Long-read RNA sequencing of human and animal filarial parasites improves gene models and discovers operons

Filarial parasitic nematodes (Filarioidea) cause substantial disease burden to humans and animals around the world. Recently there has been a coordinated global effort to generate, annotate, and curate genomic data from nematode species of medical and veterinary importance. This has resulted in two chromosome-level assemblies ( Brugia malayi and Onchocerca volvulus) and 11 additional draft genomes from Filarioidea. These reference assemblies facilitate comparative genomics to explore basic helminth biology and prioritize new drug and vaccine targets. While the continual improvement of genome contiguity and completeness advances these goals, experimental functional annotation of genes is often hindered by poor gene models. Short-read RNA sequencing data and expressed sequence tags, in cooperation with ab initio prediction algorithms, are employed for gene prediction, but these can result in missing clade-specific genes, fragmented models, imperfect mapping of gene ends, and lack of isoform resolution. Long-read RNA sequencing can overcome these drawbacks and greatly improve gene model quality. Here, we present Iso-Seq data for B. malayi and Dirofilaria immitis, etiological agents of lymphatic filariasis and canine heartworm disease, respectively. These data cover approximately half of the known coding genomes and substantially improve gene models by extending untranslated regions, cataloging novel splice junctions from novel isoforms, and correcting mispredicted junctions. Furthermore, we validated computationally predicted operons, manually curated new operons, and merged fragmented gene models. We carried out analyses of poly(A) tails in both species, leading to the identification of non-canonical poly(A) signals. Finally, we prioritized and assessed known and putative anthelmintic targets, correcting or validating gene models for molecular cloning and target-based anthelmintic screening efforts. Overall, these data significantly improve the catalog of gene models for two important parasites, and they demonstrate how long-read RNA sequencing should be prioritized for ongoing improvement of parasitic nematode genome assemblies.

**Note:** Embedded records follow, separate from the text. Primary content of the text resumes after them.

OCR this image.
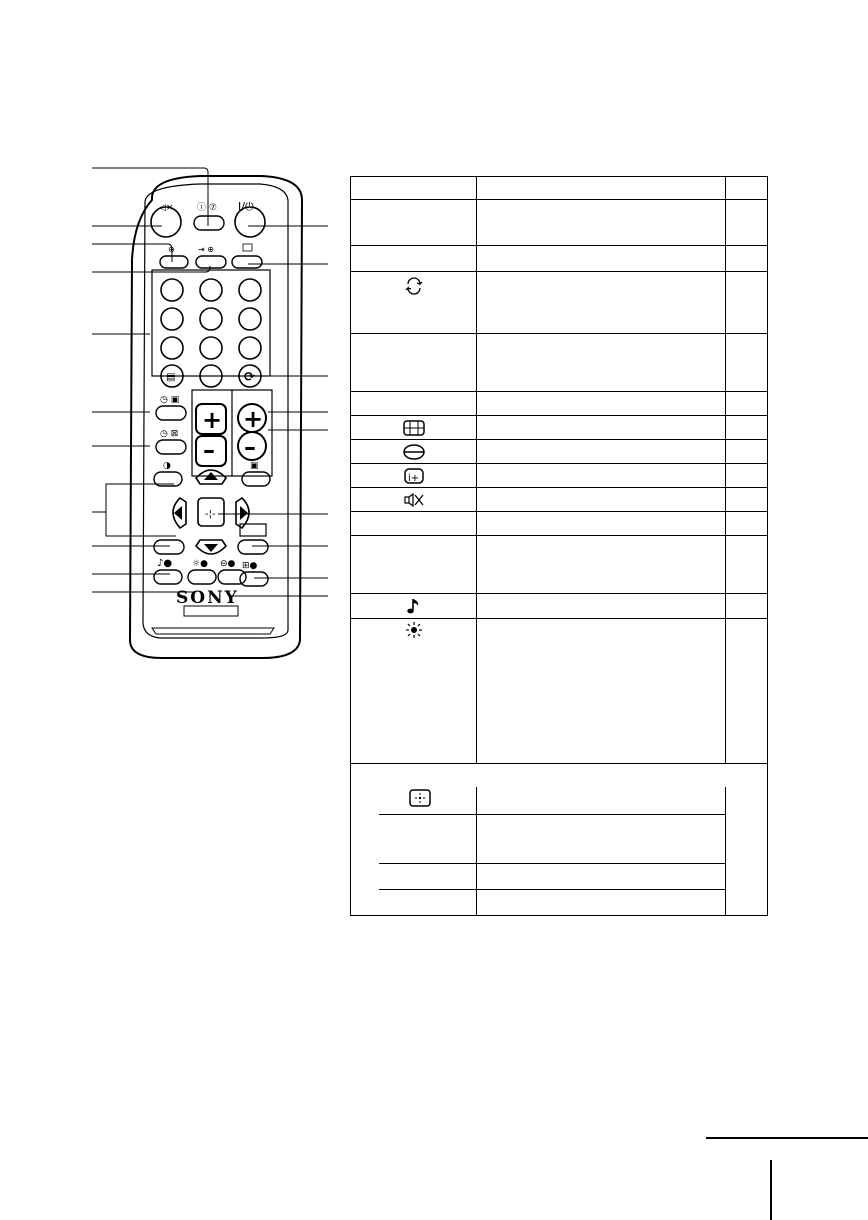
◁×	ⓘ ⑦ I/⏻
⊕	⇥ ⊕
▤	⟳
+
–
+
–
◷ ▣
◷ ⊠
◑	▣
-¦-
♪● ☼● ⊖● ⊞●
SONY
i+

Filarial parasitic nematodes are vector-borne parasites that infect humans and animals. Brugia malayi and Dirofilaria immitis are transmitted by mosquitoes and cause human lymphatic filariasis and canine heartworm disease, respectively. Recent years have seen a dramatic increase in genomic and transcriptomic data sets and the concomitant increase in innovative strategies for drug target identification, validation, and screening. However, while the completeness of genome assemblies of filarial parasitic nematodes has seen steady improvements, the reliability of gene models has not kept pace, hindering cloning efforts. Long-read RNA sequencing technologies are uniquely able to improve gene models, but have not been widely used for the causative agents of neglected tropical diseases. Here, we report the improvement of gene models in both B. malayi and D. immitis by long-read RNA sequencing. We identified novel operons, deprecated false positive operons, identified dozens of novel genes, and described the parameters of polyadenylation. We also focused on putative anthelmintic targets, identifying novel isoforms and correcting gene models. These data substantially increase the trustworthiness of gene models in these two species and demonstrate how long-read sequencing approaches should be prioritized in the continued improvement of genome assemblies and their gene annotations.